Core Concepts
The author argues that global supply chains exacerbate the economic costs of future extreme heat risk by integrating various models to estimate midcentury impacts, highlighting health costs, labor productivity loss, and indirect losses through supply chain disruptions.
Abstract
The content discusses the escalating frequency and severity of global heatwaves, projecting significant socioeconomic impacts due to heat stress. By 2060, global economic losses are estimated to range from 0.6% to 4.6%, with health loss, labor productivity loss, and indirect loss playing crucial roles. Developing countries face disproportionate impacts, with manufacturing-heavy nations like China and the USA experiencing substantial economic losses.
Stats
Global annual incremental gross domestic product loss increases exponentially from 0.03 ± 0.01 (SSP 245)–0.05 ± 0.03 (SSP 585) percentage points during 2030–2040 to 0.05 ± 0.01–0.15 ± 0.04 percentage points during 2050–2060.
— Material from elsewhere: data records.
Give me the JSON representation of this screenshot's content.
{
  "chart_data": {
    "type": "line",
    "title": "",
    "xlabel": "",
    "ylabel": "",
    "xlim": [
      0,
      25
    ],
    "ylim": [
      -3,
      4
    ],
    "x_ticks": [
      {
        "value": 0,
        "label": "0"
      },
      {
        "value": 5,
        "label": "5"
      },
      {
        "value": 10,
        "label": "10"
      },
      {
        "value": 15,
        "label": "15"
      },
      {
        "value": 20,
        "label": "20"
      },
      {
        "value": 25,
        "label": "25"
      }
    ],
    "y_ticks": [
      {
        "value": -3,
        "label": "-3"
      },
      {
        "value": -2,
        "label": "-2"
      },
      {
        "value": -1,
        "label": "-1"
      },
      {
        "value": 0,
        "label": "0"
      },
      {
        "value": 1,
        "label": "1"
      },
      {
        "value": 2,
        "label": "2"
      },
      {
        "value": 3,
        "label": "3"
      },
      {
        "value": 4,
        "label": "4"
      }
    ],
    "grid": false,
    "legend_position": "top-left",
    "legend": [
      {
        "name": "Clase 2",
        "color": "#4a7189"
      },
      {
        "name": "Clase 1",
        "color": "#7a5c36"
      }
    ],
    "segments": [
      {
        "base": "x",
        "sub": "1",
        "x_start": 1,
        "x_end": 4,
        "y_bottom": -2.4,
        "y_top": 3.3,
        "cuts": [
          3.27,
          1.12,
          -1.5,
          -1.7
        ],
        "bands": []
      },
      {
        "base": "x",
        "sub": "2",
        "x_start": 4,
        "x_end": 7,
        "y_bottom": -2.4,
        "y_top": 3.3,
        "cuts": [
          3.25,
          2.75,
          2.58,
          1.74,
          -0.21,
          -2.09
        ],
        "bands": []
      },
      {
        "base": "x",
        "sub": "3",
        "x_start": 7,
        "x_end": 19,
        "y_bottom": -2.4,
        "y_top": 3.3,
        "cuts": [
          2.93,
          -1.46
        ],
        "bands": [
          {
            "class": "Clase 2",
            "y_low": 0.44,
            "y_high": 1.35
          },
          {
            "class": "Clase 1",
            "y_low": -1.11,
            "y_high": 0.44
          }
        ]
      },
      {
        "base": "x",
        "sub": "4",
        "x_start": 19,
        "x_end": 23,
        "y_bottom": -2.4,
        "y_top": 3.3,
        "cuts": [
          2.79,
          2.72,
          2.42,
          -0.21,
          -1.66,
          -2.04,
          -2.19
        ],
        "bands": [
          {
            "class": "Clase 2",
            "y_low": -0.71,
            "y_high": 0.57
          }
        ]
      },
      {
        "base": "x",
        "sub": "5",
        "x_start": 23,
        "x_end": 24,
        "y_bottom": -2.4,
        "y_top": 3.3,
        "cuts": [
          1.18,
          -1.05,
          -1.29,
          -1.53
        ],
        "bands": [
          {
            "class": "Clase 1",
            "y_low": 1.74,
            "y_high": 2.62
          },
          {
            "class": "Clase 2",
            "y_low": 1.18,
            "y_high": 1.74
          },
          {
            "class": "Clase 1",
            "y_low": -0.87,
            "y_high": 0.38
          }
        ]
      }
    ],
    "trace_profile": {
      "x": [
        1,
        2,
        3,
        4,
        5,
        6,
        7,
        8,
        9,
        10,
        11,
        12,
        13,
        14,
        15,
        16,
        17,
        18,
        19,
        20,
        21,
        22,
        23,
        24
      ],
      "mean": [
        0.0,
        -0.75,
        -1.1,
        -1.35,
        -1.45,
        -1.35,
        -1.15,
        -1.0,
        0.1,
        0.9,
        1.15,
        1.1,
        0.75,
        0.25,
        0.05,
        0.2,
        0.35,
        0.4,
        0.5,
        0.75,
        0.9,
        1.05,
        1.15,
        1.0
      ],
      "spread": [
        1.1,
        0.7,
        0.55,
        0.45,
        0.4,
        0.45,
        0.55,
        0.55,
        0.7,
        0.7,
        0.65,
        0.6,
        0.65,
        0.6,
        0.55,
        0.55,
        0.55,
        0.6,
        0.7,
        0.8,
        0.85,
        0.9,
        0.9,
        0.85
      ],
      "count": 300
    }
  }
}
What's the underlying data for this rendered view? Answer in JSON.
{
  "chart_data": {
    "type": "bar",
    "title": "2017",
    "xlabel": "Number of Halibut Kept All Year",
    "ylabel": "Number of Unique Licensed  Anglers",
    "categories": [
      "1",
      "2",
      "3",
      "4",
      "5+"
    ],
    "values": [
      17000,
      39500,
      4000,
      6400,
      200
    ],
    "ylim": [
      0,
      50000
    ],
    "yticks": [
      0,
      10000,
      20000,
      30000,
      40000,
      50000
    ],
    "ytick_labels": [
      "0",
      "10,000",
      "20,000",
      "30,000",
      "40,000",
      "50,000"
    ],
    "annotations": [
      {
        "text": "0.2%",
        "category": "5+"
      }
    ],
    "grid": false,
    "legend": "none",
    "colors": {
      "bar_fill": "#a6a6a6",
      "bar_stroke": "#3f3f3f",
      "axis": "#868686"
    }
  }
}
Small- and medium-sized developing countries suffer disproportionately from higher health loss in South-Central Africa (2.1 to 4.0 times above global average) and labor productivity loss in West Africa and Southeast Asia (2.0–3.3 times above global average).
Manufacturing-heavy countries such as China and the USA experience soaring economic losses of 2.7 ± 0.7% and 1.8 ± 0.5%, respectively.